Dr. Park did a lumbar puncture to look for a sub-arachnoid hemorrhage which would explain the DIC. She asked about his voices, and suggested that he heard his brother because his mother suppressed his memory. She suggested counselling. However, as she completed the lumbar puncture, she realized his cerebro-spinal fluid pressure was far above normal.
Derrick’s mother finally arrived at the hospital. Dr. Adams explained that the high CSF pressure and other symptoms may have just been due to a severe migraine. She started him on medication and scheduled an MRI. When Derrick’s mother saw the photo of Christopher, Dr. Adams explained that Derrick had been hearing his brother’s voice for ten years and the suppression of his grief may be the cause of some of his symptoms. Derrick asked his mother to tell him about Christopher, but instead she made an excuse to leave the room.
However, the MRI showed his blood vessels were not reactive, ruling out a migraine. Derrick started complaining he didn’t feel well and Dr. Park assured him they were almost finished. However, when they removed him from the machine, Derrick mistook Dr. Park for Dr. Adams. However, they were interrupted when the ceiling collapsed and water poured into the MRI room. This had the effect of knocking out power to the entire wing of the hospital and causing extensive water damage.

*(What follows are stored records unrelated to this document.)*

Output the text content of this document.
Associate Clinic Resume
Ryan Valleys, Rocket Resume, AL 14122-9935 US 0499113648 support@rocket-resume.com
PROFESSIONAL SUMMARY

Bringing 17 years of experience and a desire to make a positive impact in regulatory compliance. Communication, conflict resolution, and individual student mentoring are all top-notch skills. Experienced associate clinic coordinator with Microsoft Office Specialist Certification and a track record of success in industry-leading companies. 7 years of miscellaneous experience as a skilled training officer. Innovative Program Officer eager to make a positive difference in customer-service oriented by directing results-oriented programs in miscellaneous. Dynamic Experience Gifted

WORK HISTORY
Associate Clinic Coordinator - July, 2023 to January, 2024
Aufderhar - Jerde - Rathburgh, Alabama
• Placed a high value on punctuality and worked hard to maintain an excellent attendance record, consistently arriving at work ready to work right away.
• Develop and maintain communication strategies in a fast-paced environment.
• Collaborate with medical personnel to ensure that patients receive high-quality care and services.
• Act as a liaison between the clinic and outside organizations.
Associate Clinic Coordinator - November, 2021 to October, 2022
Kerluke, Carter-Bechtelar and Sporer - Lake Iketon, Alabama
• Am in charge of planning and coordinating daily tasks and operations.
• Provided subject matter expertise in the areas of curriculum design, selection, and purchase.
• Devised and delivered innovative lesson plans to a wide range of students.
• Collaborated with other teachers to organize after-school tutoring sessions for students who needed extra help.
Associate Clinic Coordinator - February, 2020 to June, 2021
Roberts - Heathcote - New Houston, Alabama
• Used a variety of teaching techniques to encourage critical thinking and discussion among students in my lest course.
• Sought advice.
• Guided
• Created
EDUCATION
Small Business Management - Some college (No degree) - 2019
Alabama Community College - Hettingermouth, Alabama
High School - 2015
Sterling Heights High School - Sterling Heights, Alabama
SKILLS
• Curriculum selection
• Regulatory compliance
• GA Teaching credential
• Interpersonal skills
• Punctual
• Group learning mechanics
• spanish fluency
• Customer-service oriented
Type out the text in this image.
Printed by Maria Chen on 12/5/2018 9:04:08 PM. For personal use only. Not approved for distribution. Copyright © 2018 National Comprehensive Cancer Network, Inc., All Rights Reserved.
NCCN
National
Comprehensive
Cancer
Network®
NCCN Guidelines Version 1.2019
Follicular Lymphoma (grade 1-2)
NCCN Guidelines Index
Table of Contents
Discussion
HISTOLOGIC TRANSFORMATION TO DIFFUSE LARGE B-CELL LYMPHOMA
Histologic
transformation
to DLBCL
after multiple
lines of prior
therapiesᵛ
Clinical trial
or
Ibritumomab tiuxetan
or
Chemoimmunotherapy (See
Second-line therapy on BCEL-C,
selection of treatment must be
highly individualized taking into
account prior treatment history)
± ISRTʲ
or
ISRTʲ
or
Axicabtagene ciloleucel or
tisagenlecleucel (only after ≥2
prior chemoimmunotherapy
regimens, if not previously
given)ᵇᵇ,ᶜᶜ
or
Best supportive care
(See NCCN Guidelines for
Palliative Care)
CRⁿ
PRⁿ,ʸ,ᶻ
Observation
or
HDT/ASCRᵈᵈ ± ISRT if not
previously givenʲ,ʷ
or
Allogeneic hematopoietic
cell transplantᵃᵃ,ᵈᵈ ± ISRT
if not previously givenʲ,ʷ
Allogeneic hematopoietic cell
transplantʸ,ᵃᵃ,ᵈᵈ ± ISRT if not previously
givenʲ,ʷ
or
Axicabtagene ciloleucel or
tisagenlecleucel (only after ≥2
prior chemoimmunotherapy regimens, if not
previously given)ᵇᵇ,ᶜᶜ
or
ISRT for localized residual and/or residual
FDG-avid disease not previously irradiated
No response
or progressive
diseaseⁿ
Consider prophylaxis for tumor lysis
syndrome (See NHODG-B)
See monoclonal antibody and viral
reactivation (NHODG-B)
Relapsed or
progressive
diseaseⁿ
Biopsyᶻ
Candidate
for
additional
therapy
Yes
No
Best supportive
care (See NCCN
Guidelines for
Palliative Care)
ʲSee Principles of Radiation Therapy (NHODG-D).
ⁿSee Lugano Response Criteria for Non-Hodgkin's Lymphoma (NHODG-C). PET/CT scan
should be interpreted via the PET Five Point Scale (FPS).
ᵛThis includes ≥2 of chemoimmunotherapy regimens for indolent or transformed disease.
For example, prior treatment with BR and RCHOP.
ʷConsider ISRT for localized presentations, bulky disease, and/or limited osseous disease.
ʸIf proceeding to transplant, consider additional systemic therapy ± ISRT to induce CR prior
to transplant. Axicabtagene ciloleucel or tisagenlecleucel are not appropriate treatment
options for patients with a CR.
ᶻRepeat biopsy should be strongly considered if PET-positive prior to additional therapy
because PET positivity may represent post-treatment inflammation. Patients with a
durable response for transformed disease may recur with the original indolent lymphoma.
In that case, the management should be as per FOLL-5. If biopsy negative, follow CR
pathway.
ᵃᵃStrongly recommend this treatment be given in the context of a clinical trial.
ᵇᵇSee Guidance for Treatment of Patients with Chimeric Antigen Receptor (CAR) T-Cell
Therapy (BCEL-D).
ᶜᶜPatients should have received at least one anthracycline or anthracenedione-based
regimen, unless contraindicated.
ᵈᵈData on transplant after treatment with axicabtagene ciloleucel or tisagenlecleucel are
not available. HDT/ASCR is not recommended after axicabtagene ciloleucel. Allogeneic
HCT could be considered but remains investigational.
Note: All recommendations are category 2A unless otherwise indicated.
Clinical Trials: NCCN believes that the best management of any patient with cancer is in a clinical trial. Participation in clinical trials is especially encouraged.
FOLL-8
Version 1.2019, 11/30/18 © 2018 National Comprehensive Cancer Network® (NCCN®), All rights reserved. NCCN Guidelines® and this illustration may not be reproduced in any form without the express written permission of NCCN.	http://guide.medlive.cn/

Dr. Park told Dr. House about the patient’s error in mistaking her for Dr. Adams. Dr. House grabbed a hypodermic syringe and told his team to follow him. When he reached the patient, he asked his team what would happen if he stuck the needle into the patient’s eardrum. Dr. Adams realized the patient would feel severe pain. Dr. House proceeded and asked what would come out when he drew back the plunger and Dr. Park noted that there is nothing behind the eardrum but air. However, when Dr. House showed them, the syringe was full of blood. The patient was suffering from a persistent stapedial artery, an artery that usually disappears in the developing fetus. It pressed on the temporal lobe causing the auditory hallucinations, dizziness and nosebleed. He just needed surgery. The patient realized that the voices would disappear.
However, the surgery had to be delayed because the patient attempted suicide by drinking ammonia. Dr. Park reported this to Dr. House, who went to see the patient. Dr. House assaulted the patient, saying that if he wanted to die, he was willing to help. When the patient struggled, Dr. House noted that it was clear his instincts were to stay alive. Dr. Park and the patient’s mother tried to stop him, but were overpowered. He was only stopped when Dr. Park struck him on the head with his cane.
Derrick’s mother removed the picture of Christopher from his room. He agreed to surgery if she agreed to bring it back, and she agreed.
The surgery went well and Derrick was on the road to recovery. He had stopped hearing voices. His mother returned the picture, and finally brought him several other photos of his brother.